Defects in glasses, such as the paramagnetic E' (a singly charged oxygen vacancy), the hydrogen-related doublets with different splittings, and the NBOHC's (nonbridging oxygen hole centers), are generally induced by irradiating the glasses with highly energetic photons (particles) or laser beams. We find in the present work that the paramagnetic Te E' and hydrogen-related doublets with a splitting of 1.1, 7.4, and 11.9 mT can be produced by heating the sol-gel derived ${\mathrm{SiO}}_{2\mathrm{\ensuremath{-}}}$${\mathrm{B}}_{2}$${\mathrm{O}}_{3}$-${\mathrm{TeO}}_{2}$ glass films in a hydrogen atmosphere.

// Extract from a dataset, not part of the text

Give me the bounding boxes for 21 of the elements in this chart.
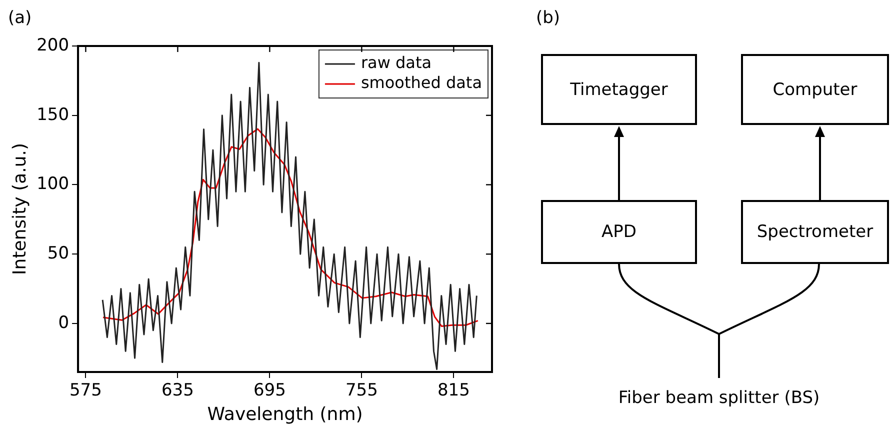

Optical color centers were also induced at 3.6, 4.0, and 4.2 eV, depending on the heat treatment conditions during the reducing process. On heating the reduced films in air, the paramagnetic NBOHC's occurred together with two optical absorption bands at 2.2 and 5.5 eV. The hydrogen-related defects can be clearly divided, by their different responses to the microwave power, into two groups. One includes the 1.1- and 7.4-mT doublets, which were recognized to be a variant of the Te E' center, and the other consists of the 11.9-mT doublet, which was a different defect species from the Te E' center. The Te E', 1.1-, and 7.4-mT doublets were found to be bleached more easily than the 11.9-mT doublet at a high temperature in the hydrogen atmosphere. The observed optical absorption bands at 3.6, 4.0, and 4.2 eV were tentatively attributed to some neutral oxygen vacancies on tellurium atoms in the structure, while the optical bands at 2.2 and 5.5 eV were assigned to the NBOHC's.